Allerdings ist Erkenntnis dadurch nicht als eine rein rationale Angelegenheit zu verstehen. Die apriorischen Formen im Subjekt, durch die Erkenntnis möglich wird, teilen sich nach Kant auf in „Sinnlichkeit und Verstand, durch deren ersteren uns Gegenstände gegeben, durch den zweiten aber gedacht werden“ (KrV B 29). Neben den apriorischen Formen der sinnlichen Anschauung „Raum“ und „Zeit“ sind es die apriorischen Kategorien des Verstandes (Quantität, Qualität, Relation, Modalität), durch die alle Gegenstände der Erkenntnis in Form von Urteilen bestimmt werden.[10] Diese Kategorien sind nicht der Erfahrung entnommen, sondern reine[11] Verstandesbegriffe, durch die sinnliche Anschauungen allgemeingültig zu begrifflichen Urteilen verknüpft und dadurch zu objektiven Erkenntnissen werden. Die apriorischen Formen bzw. Kategorien des Subjekts schreiben so der Gesamtheit der Erscheinungen, also der Natur, ihre Gesetze apriori vor – sie sind damit die Bedingungen der Möglichkeit von Erfahrung überhaupt.
Objektive Erkenntnis entsteht also nur dann, wenn wir durch einheitliche Verknüpfung der Anschauungen zu begrifflichen Urteile gelangen. Dazu müssen die zwei Momente der Erkenntnis, Anschauungen und Verstand, die zunächst unabhängig voneinander sind, verbunden werden. Anschauungen erhalten wir dadurch, dass wir das durch unsere Sinne vermittelte Material durch die apriorischen Anschauungsformen des Raumes und der Zeit ordnen. Diese apriorische Aktivität der Sinne führt dazu,
„daß die Dinge, die wir anschauen, nicht das an sich selbst sind. [...] Was es für eine Bewandtnis mit den Gegenständen an sich und abgesondert von all der dieser Rezeptivität unserer Sinnlichkeit haben möge, bleibt uns gänzlich unbekannt“ (KrV B 59).[12]

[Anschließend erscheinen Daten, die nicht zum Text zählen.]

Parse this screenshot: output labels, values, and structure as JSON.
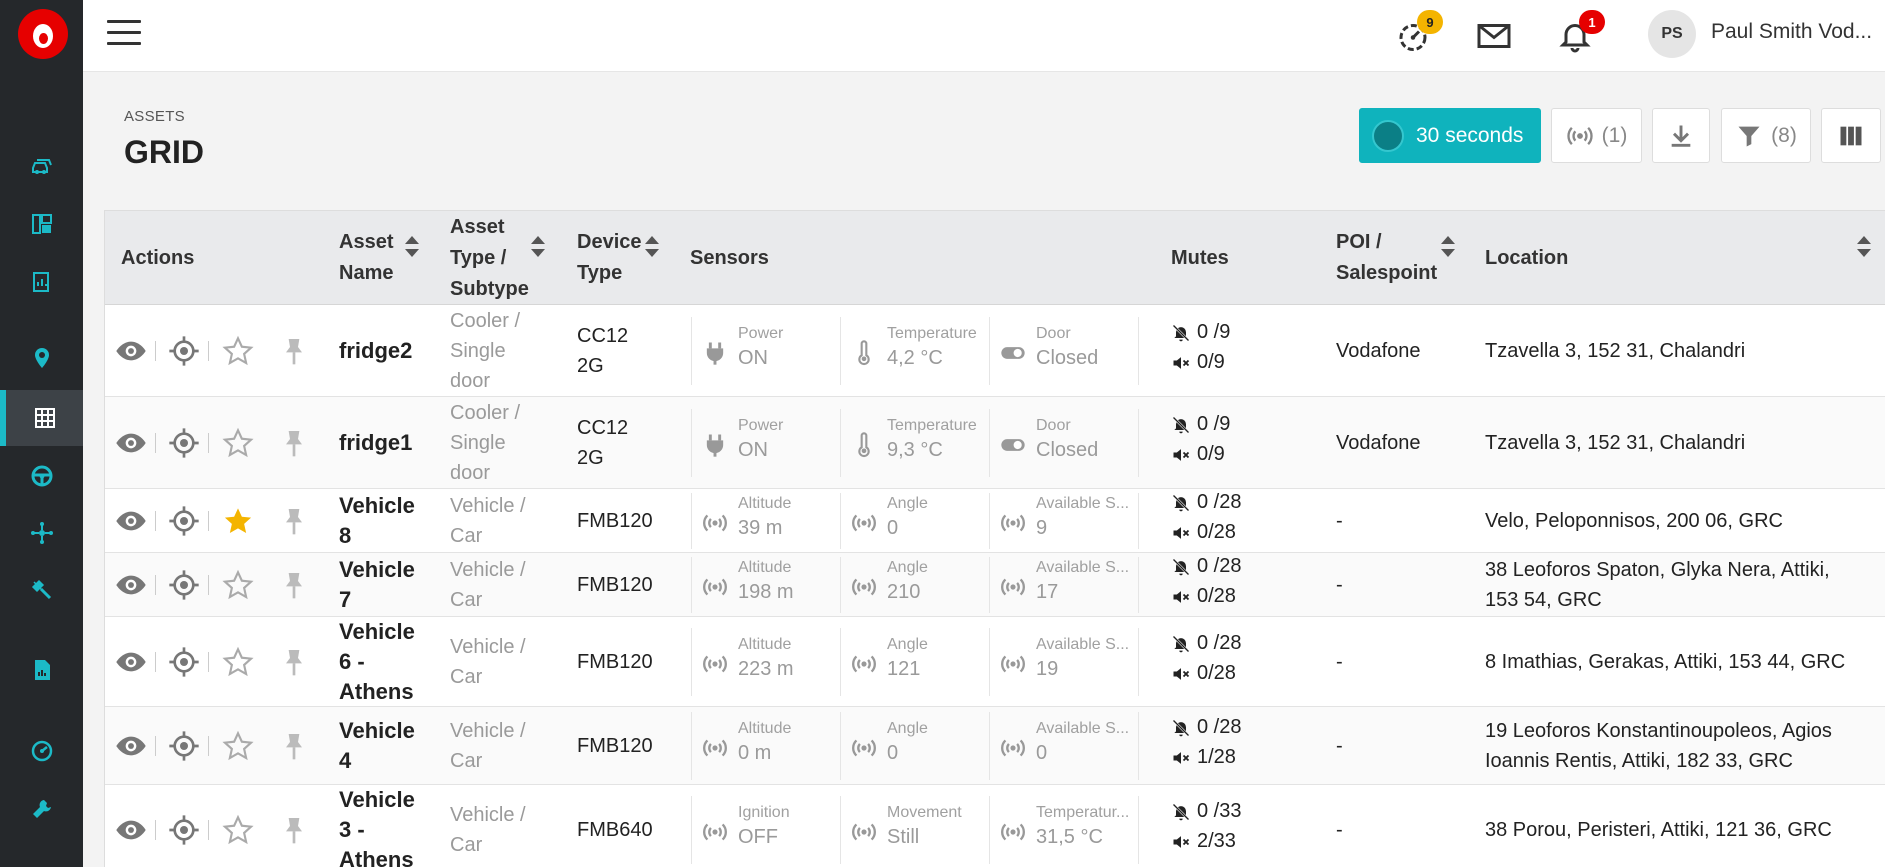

Die „vorgeformten“ Anschauungen geben dann den Stoff, den der Verstand durch die Kategorien zur Erkenntnis formt, indem er sie begrifflich bestimmt. Eine empirische Erkenntnis entsteht erst durch die begriffliche Bestimmung des aus der Anschauung gegebenen Stoffes. Weder unser sinnliches Rezeptionsvermögen noch unser Verstand bringt für sich allein objektive Erkenntnisse hervor; diese entstehen immer nur durch ein Zusammenspiel beider Erkenntnisvermögen. Denn, wie Kant betont: „Gedanken ohne Inhalt sind leer, Anschauungen ohne Begriffe sind blind“ (KrV B 75).
Festzuhalten bleibt, dass wir die Dinge nicht erkennen, wie sie an sich selbst betrachtet wären, sondern nur so, wie sie uns erscheinen, weil sie erst durch unsere apriorische Erkenntnisformen überhaupt zu Erscheinungen werden. Die Ganzheit der Erscheinungen, also das, was wir Natur nennen, ist somit als ein einheitlicher Zusammenhang von sinnlichen Vorstellungen unter dem Prinzip apriorischer Kategorien zu verstehen.

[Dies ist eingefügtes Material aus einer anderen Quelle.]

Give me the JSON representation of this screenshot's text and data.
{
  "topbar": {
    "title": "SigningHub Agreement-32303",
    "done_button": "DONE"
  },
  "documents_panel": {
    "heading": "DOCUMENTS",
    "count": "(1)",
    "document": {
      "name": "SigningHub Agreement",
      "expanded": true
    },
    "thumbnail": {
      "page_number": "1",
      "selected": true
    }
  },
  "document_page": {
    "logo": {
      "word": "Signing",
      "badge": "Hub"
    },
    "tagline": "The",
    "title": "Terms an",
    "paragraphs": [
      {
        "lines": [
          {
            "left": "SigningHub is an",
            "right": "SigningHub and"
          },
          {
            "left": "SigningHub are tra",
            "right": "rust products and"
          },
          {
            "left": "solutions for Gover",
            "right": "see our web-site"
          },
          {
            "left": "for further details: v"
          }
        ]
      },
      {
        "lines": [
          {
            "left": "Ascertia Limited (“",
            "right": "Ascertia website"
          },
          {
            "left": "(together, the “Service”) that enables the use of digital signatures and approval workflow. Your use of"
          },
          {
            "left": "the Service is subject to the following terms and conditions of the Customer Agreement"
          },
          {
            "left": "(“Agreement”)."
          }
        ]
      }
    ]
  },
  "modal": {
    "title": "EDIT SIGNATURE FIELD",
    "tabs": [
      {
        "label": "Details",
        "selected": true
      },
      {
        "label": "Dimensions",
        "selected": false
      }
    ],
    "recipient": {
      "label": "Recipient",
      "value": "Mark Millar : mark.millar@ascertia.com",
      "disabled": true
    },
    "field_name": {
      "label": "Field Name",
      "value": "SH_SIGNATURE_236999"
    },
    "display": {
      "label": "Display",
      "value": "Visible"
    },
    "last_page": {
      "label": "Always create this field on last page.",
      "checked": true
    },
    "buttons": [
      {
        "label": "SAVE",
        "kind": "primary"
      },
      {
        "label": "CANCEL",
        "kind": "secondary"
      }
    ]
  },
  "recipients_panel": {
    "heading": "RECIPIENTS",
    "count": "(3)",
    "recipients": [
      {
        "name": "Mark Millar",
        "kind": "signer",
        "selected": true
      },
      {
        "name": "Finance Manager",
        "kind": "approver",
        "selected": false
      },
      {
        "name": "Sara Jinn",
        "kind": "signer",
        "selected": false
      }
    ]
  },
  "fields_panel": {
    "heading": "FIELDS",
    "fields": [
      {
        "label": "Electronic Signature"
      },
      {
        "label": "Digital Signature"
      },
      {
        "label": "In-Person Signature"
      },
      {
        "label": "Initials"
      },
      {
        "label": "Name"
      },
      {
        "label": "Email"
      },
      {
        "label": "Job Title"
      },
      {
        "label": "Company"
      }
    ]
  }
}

Heinrich von Kleist hat eine schöne Metapher dafür gefunden, dass es bestimmte Bedingungen unserer Erkenntnis gibt, hinter die wir nicht zurückgehen können. In einem Brief an seine Verlobte schreibt er 1801:
"Wenn alle Menschen statt der Augen grüne Gläser hätten, so würden sie urteilen müssen, die Gegenstände, welche sie dadurch erblicken, sind grün – und nie würden sie entscheiden können, ob ihr Auge ihnen die Dinge zeigt, wie sie sind, oder ob es nicht etwas zu ihnen hinzutut, was nicht ihnen, sondern dem Auge gehört."[13]
Die grünen Gläser, von denen Kleist hier spricht, sind im kantischen Terminus die apriorischen Formen der Anschauung und des Verstandes.

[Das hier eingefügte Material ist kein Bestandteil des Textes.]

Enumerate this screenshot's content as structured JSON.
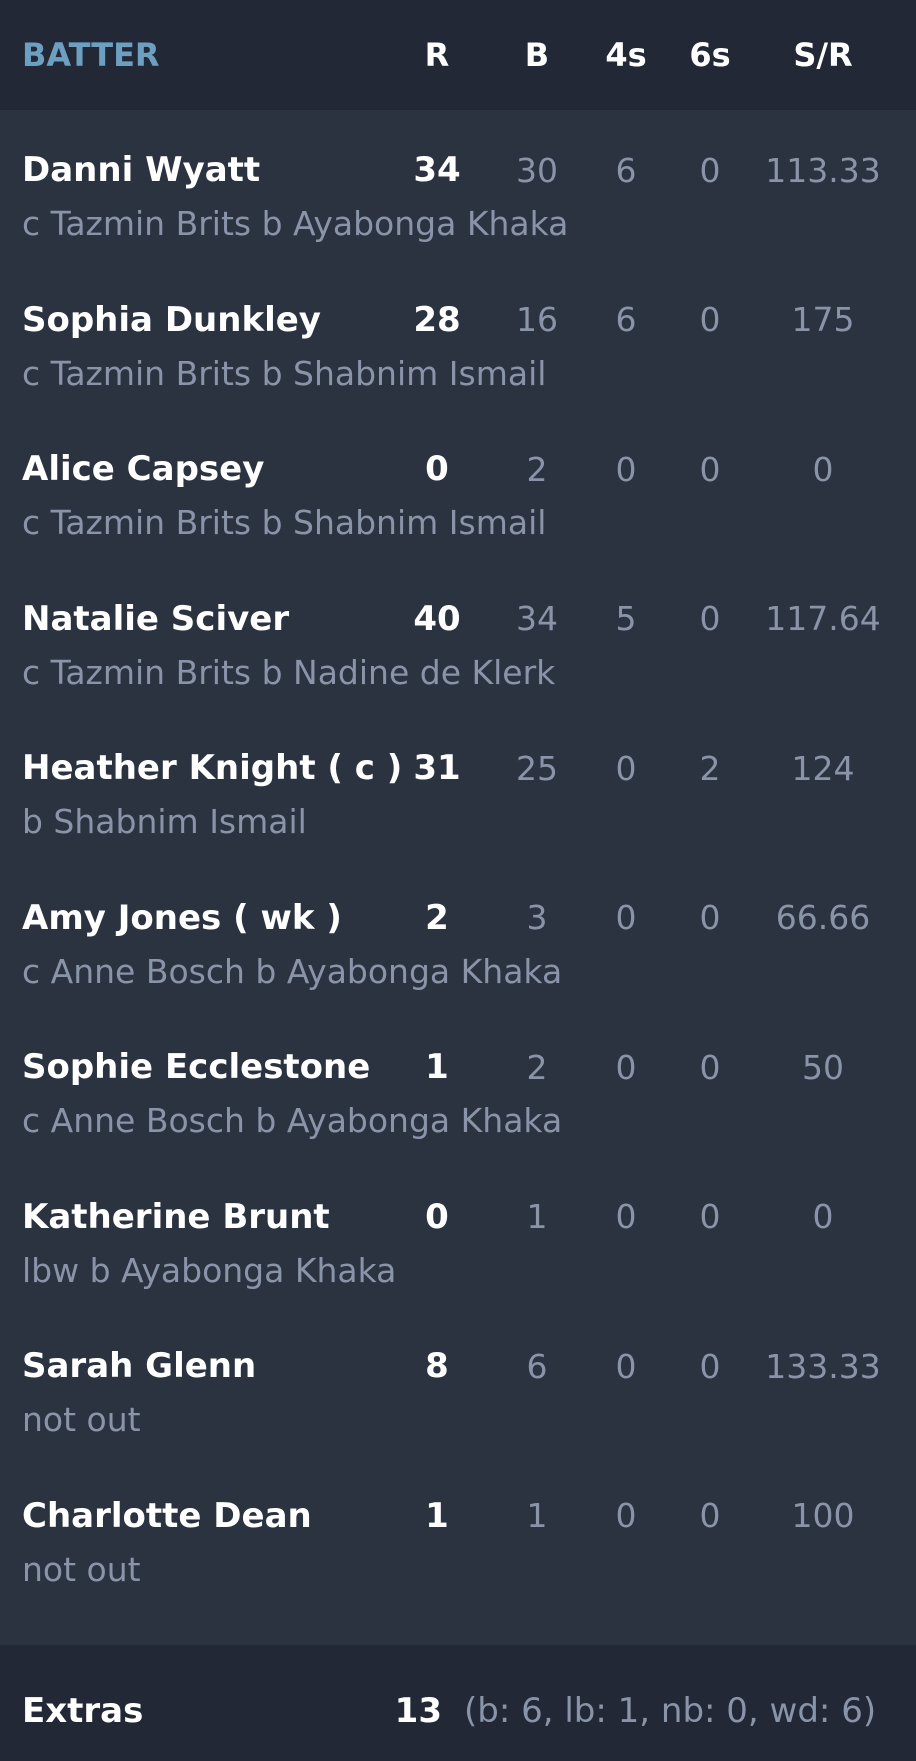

Indem Kant die Bedingungen der Möglichkeit von Erfahrung überhaupt in das vernünftige Subjekt legt, muss er neben der erscheinenden Natur noch einen nicht-erscheinenden Bereich annehmen, nämlich den der Dinge, wie sie an sich selbst betrachtet wären. Das Ding an sich, wie es verkürzt genannt wird, bedeutet die Idee einer nicht raumzeitlich-kausalgesetzlichen, sondern übersinnlichen, intelligiblen Seinsweise. Kants kritische Transzendentalphilosophie basiert auf dieser
„ [...] Unterscheidung der Dinge als Gegenstände der Erfahrung, von eben denselben, als Dingen an sich selbst, [denn wäre dieser Unterschied] gar nicht gemacht, so müßte der Grundsatz der Kausalität und mithin der Naturmechanismus in Bestimmung derselben durchaus von allen Dingen überhaupt als wirkende Ursachen gelten“ (KrV BXXVII; Herv. v. m.).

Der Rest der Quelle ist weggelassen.